Dans le deuxième cas, quand des personnes complexifient leur expression par besoin d’être reconnues comme intelligentes cela peut être par manque de confiance en elles. En réalité, elles se sentent bêtes et pensent que si elles expriment leurs vraies pensées, alors elles vont dévoiler leur manque d’intelligence et de culture. Exprimer ses vrais sentiments, c’est aussi se mettre dans une position de vulnérabilité. Quand on fait tomber le masque, si on nous attaque alors la blessure ne sera que plus grande.

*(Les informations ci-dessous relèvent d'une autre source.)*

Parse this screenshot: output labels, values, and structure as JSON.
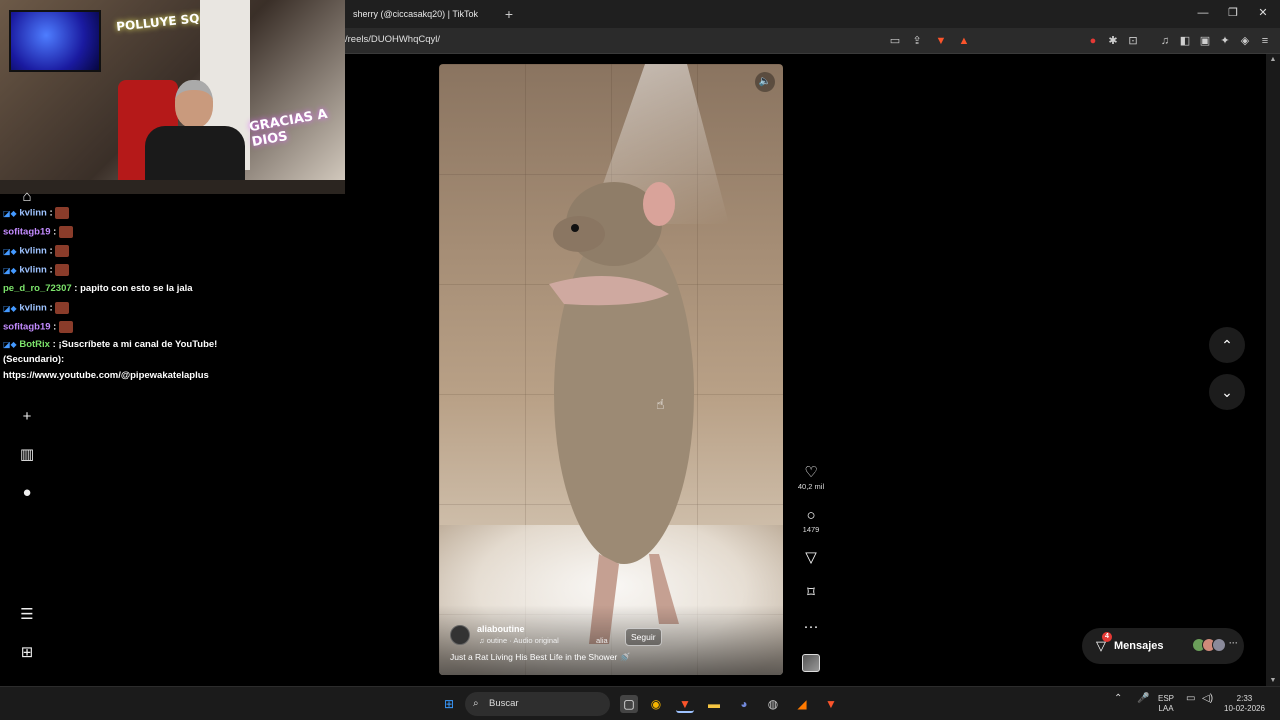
{
  "browser": {
    "tab_title": "sherry (@ciccasakq20) | TikTok",
    "new_tab": "+",
    "url": "/reels/DUOHWhqCqyl/",
    "min": "—",
    "restore": "❐",
    "close": "✕"
  },
  "video": {
    "author": "aliaboutine",
    "audio": "♫ outine · Audio original",
    "audio_extra": "alia",
    "follow_label": "Seguir",
    "caption": "Just a Rat Living His Best Life in the Shower 🚿"
  },
  "actions": {
    "likes": "40,2 mil",
    "comments": "1479",
    "more": "···"
  },
  "messages": {
    "label": "Mensajes",
    "badge": "4",
    "more": "···"
  },
  "stream": {
    "neon_top": "POLLUYE SQUAD",
    "neon_bottom": "GRACIAS A DIOS"
  },
  "chat": [
    {
      "user": "kvlinn",
      "text": "",
      "color": "#9ec3ff"
    },
    {
      "user": "sofitagb19",
      "text": "",
      "color": "#c38bff"
    },
    {
      "user": "kvlinn",
      "text": "",
      "color": "#9ec3ff"
    },
    {
      "user": "kvlinn",
      "text": "",
      "color": "#9ec3ff"
    },
    {
      "user": "pe_d_ro_72307",
      "text": "papito con esto se la jala",
      "color": "#7ce36b"
    },
    {
      "user": "kvlinn",
      "text": "",
      "color": "#9ec3ff"
    },
    {
      "user": "sofitagb19",
      "text": "",
      "color": "#c38bff"
    },
    {
      "user": "BotRix",
      "text": "¡Suscríbete a mi canal de YouTube!",
      "color": "#7ce36b"
    },
    {
      "user": "",
      "text": "(Secundario):",
      "color": "#ffffff"
    },
    {
      "user": "",
      "text": "https://www.youtube.com/@pipewakatelaplus",
      "color": "#ffffff"
    }
  ],
  "taskbar": {
    "search": "Buscar",
    "lang": "ESP",
    "lang2": "LAA",
    "time": "2:33",
    "date": "10-02-2026"
  }
}
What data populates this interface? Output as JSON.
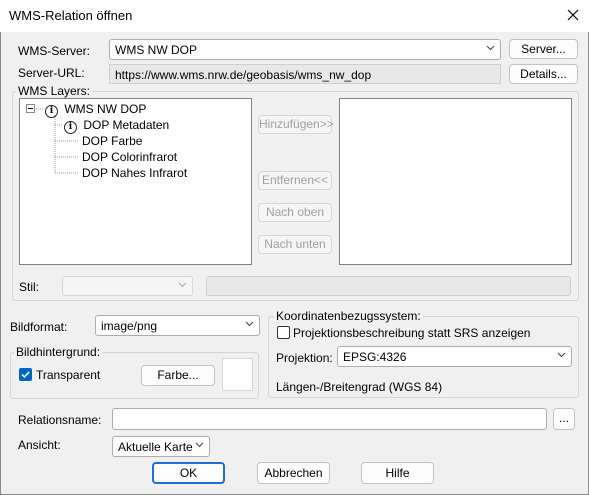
{
  "window": {
    "title": "WMS-Relation öffnen"
  },
  "server": {
    "label": "WMS-Server:",
    "value": "WMS NW DOP",
    "button": "Server...",
    "url_label": "Server-URL:",
    "url": "https://www.wms.nrw.de/geobasis/wms_nw_dop",
    "details_button": "Details..."
  },
  "layers": {
    "group_title": "WMS Layers:",
    "tree": {
      "root": "WMS NW DOP",
      "children": [
        "DOP Metadaten",
        "DOP Farbe",
        "DOP Colorinfrarot",
        "DOP Nahes Infrarot"
      ]
    },
    "add_button": "Hinzufügen>>",
    "remove_button": "Entfernen<<",
    "up_button": "Nach oben",
    "down_button": "Nach unten",
    "style_label": "Stil:"
  },
  "image": {
    "format_label": "Bildformat:",
    "format_value": "image/png",
    "background_title": "Bildhintergrund:",
    "transparent_label": "Transparent",
    "transparent_checked": true,
    "color_button": "Farbe..."
  },
  "crs": {
    "group_title": "Koordinatenbezugssystem:",
    "checkbox_label": "Projektionsbeschreibung statt SRS anzeigen",
    "projection_label": "Projektion:",
    "projection_value": "EPSG:4326",
    "description": "Längen-/Breitengrad (WGS 84)"
  },
  "relation": {
    "name_label": "Relationsname:",
    "name_value": "",
    "browse_button": "...",
    "view_label": "Ansicht:",
    "view_value": "Aktuelle Karte"
  },
  "footer": {
    "ok": "OK",
    "cancel": "Abbrechen",
    "help": "Hilfe"
  },
  "colors": {
    "accent": "#0067c0",
    "focus_border": "#1f6fd0"
  }
}
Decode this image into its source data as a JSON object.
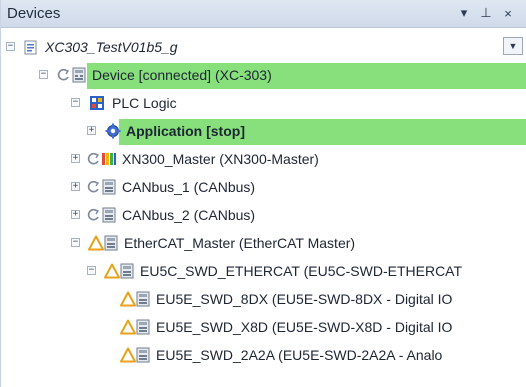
{
  "panel": {
    "title": "Devices",
    "buttons": {
      "menu_glyph": "▾",
      "pin_glyph": "⊥",
      "close_glyph": "×"
    }
  },
  "tree": {
    "root": {
      "label": "XC303_TestV01b5_g",
      "icon": "project-icon"
    },
    "device": {
      "label": "Device [connected] (XC-303)",
      "icon": "device-icon",
      "state": "connected",
      "highlight": "#87e07c"
    },
    "plc_logic": {
      "label": "PLC Logic",
      "icon": "plc-logic-icon"
    },
    "application": {
      "label": "Application [stop]",
      "icon": "gear-icon",
      "state": "stop",
      "highlight": "#87e07c"
    },
    "xn300": {
      "label": "XN300_Master (XN300-Master)",
      "icon": "io-module-icon"
    },
    "canbus1": {
      "label": "CANbus_1 (CANbus)",
      "icon": "module-icon"
    },
    "canbus2": {
      "label": "CANbus_2 (CANbus)",
      "icon": "module-icon"
    },
    "ethercat": {
      "label": "EtherCAT_Master (EtherCAT Master)",
      "icon": "warning-icon"
    },
    "eu5c": {
      "label": "EU5C_SWD_ETHERCAT (EU5C-SWD-ETHERCAT",
      "icon": "warning-icon"
    },
    "eu5e_8dx": {
      "label": "EU5E_SWD_8DX (EU5E-SWD-8DX - Digital IO",
      "icon": "warning-icon"
    },
    "eu5e_x8d": {
      "label": "EU5E_SWD_X8D (EU5E-SWD-X8D - Digital IO",
      "icon": "warning-icon"
    },
    "eu5e_2a2a": {
      "label": "EU5E_SWD_2A2A (EU5E-SWD-2A2A - Analo",
      "icon": "warning-icon"
    }
  },
  "colors": {
    "highlight": "#87e07c",
    "warning": "#e8a21a",
    "accent_blue": "#2b62c9"
  }
}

Lorsqu’on est authentique, on peut courir le risque de paraître trop naïf, trop sensible, trop idéaliste, ou alors trop pessimiste, trop sombre, bizarre en tout cas différent ce qui est valorisé par la société.

 

L’écriture de cet article m’a été inspirée par la lecture de cet extrait d’une traduction en Anglais d’un livre d’Arthur Schopenhauer « The Art of Literature » : https://ebooks.adelaide.edu.au/s/schopenhauer/arthur/lit/chapter2.html .

 

J’aime comment, dans ce chapitre, Schopenhauer se moque des auteurs qui emploient un style et un vocabulaire complexe pour masquer le fait qu’ils n’ont rien d’important à dire. En montrant ce qu’il ne faut pas faire, il donne des conseils afin de devenir un bon auteur :

 

“The first rule, then, for a good style is that the author should have something to say; nay, this is in itself almost all that is necessary. Ah, how much it means!”

 

Ma traduction : “La première règle, alors, pour avoir un bon style, serait que l’auteur ait quelque chose à dire ; non, c'est en soi presque tout ce qui est nécessaire. Ah, combien c’est important !"

 

“It would generally serve writers in good stead if they would see that, whilst a man should, if possible, think like a great genius, he should talk the same language as everyone else. Authors should use common words to say uncommon things. But they do just the opposite. We find them trying to wrap up trivial ideas in grand words, and to clothe their very ordinary thoughts in the most extraordinary phrases, the most far-fetched, unnatural, and out-of-the-way expressions.”

 

Ma traduction : « Cela serait généralement fort utile aux écrivains s'ils pouvoir voir que, tandis qu'un homme devrait, si possible, penser comme un grand génie, il devrait parler le même langage que tout le monde. Les auteurs devraient utiliser des mots communs pour dire des choses inhabituelles. Mais ils font juste le contraire. Nous les trouvons essayant d'envelopper des idées triviales en grands mots, et de revêtir leurs pensées les plus ordinaires dans les phrases les plus extraordinaires, les expressions les plus farfelues, les plus artificielles et les plus hors-de-portée. »

 

En conclusion, si je devais vous donner quelques conseils, le premier serait que quand vous si vous ne comprenez pas ce que quelqu'un dit ou écrit, ne vous dites pas toujours que c’est parce que vous n’êtes pas suffisamment intelligents ou cultivés. C’est parfois le cas mais parfois c'est juste que la personne qui s'exprime n'a aucune intention d'être comprise ou pire elle espère que vous allez vous sentir bêtes.

 

Le deuxième conseil serait que je pense qu’il est préférable d’être authentique quand on s’exprime à l’écrit comme à l’oral, même si c’est difficile pour les raisons que j’explique plus haut et même si on court le risque d’être attaqué. C’est un conseil que j’ai moi-même beaucoup de mal à appliquer pour cette raison. Nous vivons aussi dans un monde qui encourage davantage le « paraître » que « l’être ». Pourtant, il serait tellement plus beau si nous osions montrer la perle, c’est-à-dire le plus beau de ce que nous sommes, qui se cache sous la coquille des apparences.